Başbakan Erdoğan'ın da son dönemde özellikle dış politika bağlamında sıkça kullandığı normalleşme ifadesi, Türkiye'deki dengelerin medeni ve insani ölçüler içinde yeniden kurulmasına atıfta bulunuyor. Başbakan Erdoğan "dış politikanın ekseni kayıyor" diyenlere "hayır dış politikada bakış açımız normalleşiyor, alan genişliyor" diye karşılık veriyor. Kendi ifadesiyle "artık dere yatağında akmaya başlıyor." Başbakan Türk büyükelçilerine yaptığı konuşmada da bu noktanın altını çizdi: Başka ülkeler kendi komşularıyla ilişkilerini geliştirdiğinde bu normalleşme oluyor; Türkiye aynı şeyi yapınca bu eksen kayması oluyor!
İçerde ve dışarıda normalleşme
Dışişleri Bakanı Ahmet Davutoğlu da bu normalleşme sürecinin altını çiziyor. Davutoğlu'nun yeni bir hedef olarak ortaya koyduğu "hattı diplomasi yoktur, sathı diplomasi vardır; o satıh bütün dünyadır" ifadesi, dünyaya başka ülkelerin başkentlerinden değil Türkiye'den bakabilen bir zihni donanımı ve özgüveni yansıtıyor. Davutoğlu'nun Türk vizyonu dediği şey, yeni Osmanlıcılık yahut yeni emperyal maceralar değil. Kastettiği şey, dünya olaylarına Türkiye'den bakabilmek. Ama sadece bakıp seyirci kalmak değil. Aynı zamanda adım atmak, taşın altına elini koymak, risk almak, strateji geliştirmek. Bütün bunlar normalleşme sürecinin asli unsurları.

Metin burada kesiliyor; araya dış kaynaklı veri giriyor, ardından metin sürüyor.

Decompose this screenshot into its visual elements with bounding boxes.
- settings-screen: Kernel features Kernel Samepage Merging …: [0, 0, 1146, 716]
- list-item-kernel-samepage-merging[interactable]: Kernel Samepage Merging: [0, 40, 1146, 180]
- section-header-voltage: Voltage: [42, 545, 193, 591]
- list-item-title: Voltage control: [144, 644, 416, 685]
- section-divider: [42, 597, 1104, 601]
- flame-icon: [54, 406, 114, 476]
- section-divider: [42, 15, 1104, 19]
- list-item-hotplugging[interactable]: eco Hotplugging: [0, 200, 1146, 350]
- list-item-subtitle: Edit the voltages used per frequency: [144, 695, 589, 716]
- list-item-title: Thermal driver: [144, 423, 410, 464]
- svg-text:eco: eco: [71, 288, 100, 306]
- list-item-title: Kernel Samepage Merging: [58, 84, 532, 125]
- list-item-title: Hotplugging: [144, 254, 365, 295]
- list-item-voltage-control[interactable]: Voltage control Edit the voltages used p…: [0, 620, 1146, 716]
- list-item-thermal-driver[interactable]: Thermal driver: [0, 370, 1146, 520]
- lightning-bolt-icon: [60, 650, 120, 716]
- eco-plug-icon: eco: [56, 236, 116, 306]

Türkiye 2010'da kapsamlı bir normalleşme yaşayabilir. Bunun için gerekli olan demokratik olgunluğa, sağlam sosyal dokuya ve tarihi derinliğe sahibiz. Kürt sorununun çözümü de bu normalleşmenin sağlanmasına bağlı. Zira dengelerin normal kurulduğu bir Türkiye'de ne Kürtler kimliklerinden dolayı hor görülecek, ne de birileri hak mücadelesi adı altında irrasyonel terör politikalarına başvuracaktır. İçişleri Bakanı Beşir Atalay, bu normalleşmeyi Türkiye'nin en zor ve çetrefil meselesinde gerçekleştirmeye çalışıyor.
Türkiye'nin yeni bir toplumsal sözleşmeye ihtiyacı var. Normalleşme, bu sözleşmenin çatısını temkinle ve sabırla kuruyor. Kürt meselesinden siyasi partiler yasasına, temel hak ve özgürlüklerden AB reform sürecine ve sivil anayasaya kadar her alanda normalleşme sürecini yaşayan bir Türkiye, tabuların, korkuların, kozmik odaların değil, insani ve medeni ilişkilerin şekillendirdiği bir ülke olacak. Yeter ki bugüne kadar "anormal bir Türkiye" yaratmak için uğraşıp duranlar gölge etmesin!